All issues of stores from ordnance depots for whatever purpose involve the preparation of issue vouchers, several copies being required for the clearance of store accounts, as advice notes to consignees and for similar routine purposes. When stores are issued on payment, extra copies of the issue vouchers known as repayment vouchers, are prepared, listed, and checked; together with other relevant papers, such as shipping documents, they are then sent to the War Office or Command authority responsible for preparing claims and securing payment. As some foreign Governments need several copies of repayment vouchers for their own internal accounting processes, it is often necessary for ordnance depots to prepare up to 12 copies of vouchers to cover all purposes. The foregoing repayment procedure has remained in operation without major changes for several years, that is, since long before the recent war.During the war there was a great increase in the quantity of stores issued to Allied Forces. Most of these issues were under mutual aid agreements and therefore without cash reimbursement. After the termination of the mutual aid agreements, however, such issues became subject to payment. Ordnance depots were therefore instructed to reintroduce the normal repayment procedure in respect of these issues, but with the provisional exception of certain classes of stores, pending investigation of the possibility of claiming payment from the Allied Governments for these stores on a broad basis, unsupported by detailed documents. This was the position as at January, 1946. By May, 1946, however, it had been decided, and ordnance depots were instructed, to apply the full repayment procedure over the whole field. (These instructions thus had the effect of abrogating the earlier provisional exceptions, not of requiring them to be maintained side by side with the full procedure.) This step was taken in order to secure repayment vouchers in respect of all stores issued, to serve as: (i) the means of evaluating claims found incapable of broader methods of assessment; and (ii) detailed documentary support in case any claims initially assessed by broader methods should subsequently be challenged on details by the Allied Governments concerned.
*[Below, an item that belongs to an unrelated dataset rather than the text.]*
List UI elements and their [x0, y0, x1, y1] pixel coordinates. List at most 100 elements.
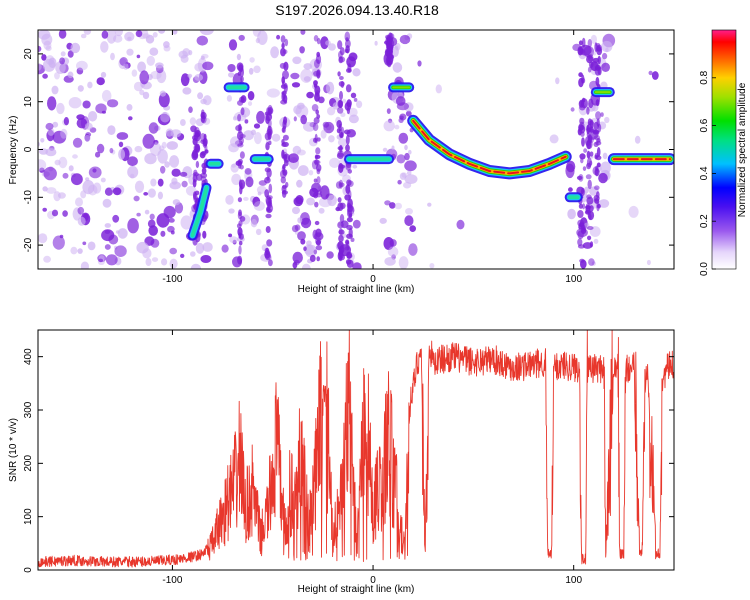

The total number of clerks employed in carrying out this full repayment procedure in Central Ordnance Depots was 80 in June, 1946, and 76 in June, 1947. No new staff was engaged for this particular purpose, all required being found by economy in other sections. Except at one depot no additional supervisory or higher grades were employed; at that depot, one warrant officer class I was engaged. The justification for this work lies in the importance of the claims, totalling many millions, from the point of view of the balance of payments with the countries concerned.